Namun, ada jenis kepasrahan lebih tinggi daripada kepasrahan dalam arti tawakal, yaitu taslim. Kepasrahan dalam arti taslim diumpamakan sebagai pasrahnya seorang bayi.
Seorang bayi menampakkan kepasrahan total di hadapan orangtua, khususnya kepada ibunya. Ia tidak perlu berkeringat mencari nafkah untuk makan. Ia juga tidak perlu memikirkan kebutuhan primer dan sekundernya karena sudah menjadi objek cinta paling sejati dari ibu dan keluarganya.
Sang bayi cukup memberikan isyarat berupa tangisan, maka semua orang di rumah itu, khususnya ibunya, berebutan untuk memberikan pertolongan kepadanya. Ia dimanjakan betul oleh lingkungan sekitarnya. Ia lebih pasif dan Allah lebih proaktif.
Allah SWT akan selalu proaktif kepada hamba-Nya yang mencapai puncak kepasrahan tanpa dosa. Sang bayi adalah bersih dan luhur tanpa dosa. Karena itu, baunya pun harum meskipun tidak mandi dalam sehari.
Orang dewasa memang harus proaktif jika ia ingin meraih karunia Tuhan dan terbebas dari berbagai masalah karena dirinya sudah terkontaminasi banyak dosa dan maksiat.
Seandainya ada orang yang mampu mempertahankan kesucian dirinya, Allah SWT pun akan proaktif terhadapnya.

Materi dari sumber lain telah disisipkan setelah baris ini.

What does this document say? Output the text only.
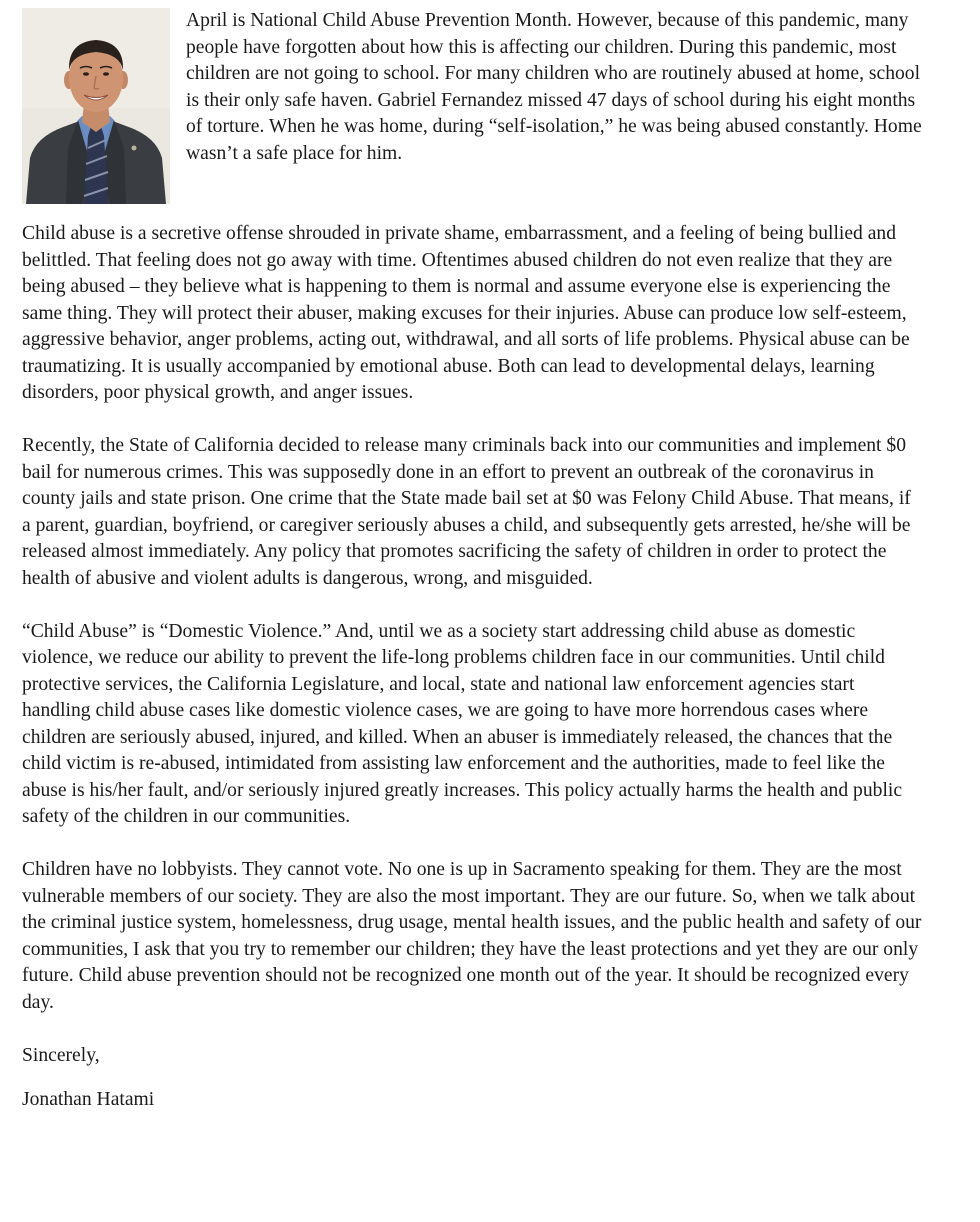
April is National Child Abuse Prevention Month. However, because of this pandemic, many people have forgotten about how this is affecting our children. During this pandemic, most children are not going to school. For many children who are routinely abused at home, school is their only safe haven. Gabriel Fernandez missed 47 days of school during his eight months of torture. When he was home, during “self-isolation,” he was being abused constantly. Home wasn’t a safe place for him.

Child abuse is a secretive offense shrouded in private shame, embarrassment, and a feeling of being bullied and belittled. That feeling does not go away with time. Oftentimes abused children do not even realize that they are being abused – they believe what is happening to them is normal and assume everyone else is experiencing the same thing. They will protect their abuser, making excuses for their injuries. Abuse can produce low self-esteem, aggressive behavior, anger problems, acting out, withdrawal, and all sorts of life problems. Physical abuse can be traumatizing. It is usually accompanied by emotional abuse. Both can lead to developmental delays, learning disorders, poor physical growth, and anger issues.

Recently, the State of California decided to release many criminals back into our communities and implement $0 bail for numerous crimes. This was supposedly done in an effort to prevent an outbreak of the coronavirus in county jails and state prison. One crime that the State made bail set at $0 was Felony Child Abuse. That means, if a parent, guardian, boyfriend, or caregiver seriously abuses a child, and subsequently gets arrested, he/she will be released almost immediately. Any policy that promotes sacrificing the safety of children in order to protect the health of abusive and violent adults is dangerous, wrong, and misguided.

“Child Abuse” is “Domestic Violence.” And, until we as a society start addressing child abuse as domestic violence, we reduce our ability to prevent the life-long problems children face in our communities. Until child protective services, the California Legislature, and local, state and national law enforcement agencies start handling child abuse cases like domestic violence cases, we are going to have more horrendous cases where children are seriously abused, injured, and killed. When an abuser is immediately released, the chances that the child victim is re-abused, intimidated from assisting law enforcement and the authorities, made to feel like the abuse is his/her fault, and/or seriously injured greatly increases. This policy actually harms the health and public safety of the children in our communities.

Children have no lobbyists. They cannot vote. No one is up in Sacramento speaking for them. They are the most vulnerable members of our society. They are also the most important. They are our future. So, when we talk about the criminal justice system, homelessness, drug usage, mental health issues, and the public health and safety of our communities, I ask that you try to remember our children; they have the least protections and yet they are our only future. Child abuse prevention should not be recognized one month out of the year. It should be recognized every day.

Sincerely,

Jonathan Hatami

Bacalah kisah sejumlah nabi dan wali Allah. Mereka banyak mendapatkan mukjizat dan karamah karena pada hakikatnya ia seorang bayi tanpa dosa.
Nabi pernah mengisyaratkan setiap orang berpotensi seperti bayi, mengundang proaktifnya Allah SWT, sebagaimana dikatakan: “Jika kalian bertawakal kepada Allah dengan tawakal yang sesunguhnya (taslim), niscaya Allah memberi rezeki kepadamu, sebagaimana Allah memberi rezeki kepada burung yang keluar (dari sarangnya) pagi-pagi dengan perut lapar dan kembali pada sore hari dengan perut kenyang. Dan lenyaplah gunung-gunung penghalang dengan sebab doamu.”
Isyarat kepasrahan dalam arti taslim ini juga pernah diisyaratkan Allah SWT: “Ketika Tuhannya berfirman kepadanya, tunduk patuhlah!” Ibrahim menjawab: “Aku tunduk patuh kepada Tuhan semesta alam.” (QS al-Baqarah/2:131). Mari kita berlatih meningkatkan kualitas kepasrahan diri kita kepada Allah SWT. Allahu A’lam.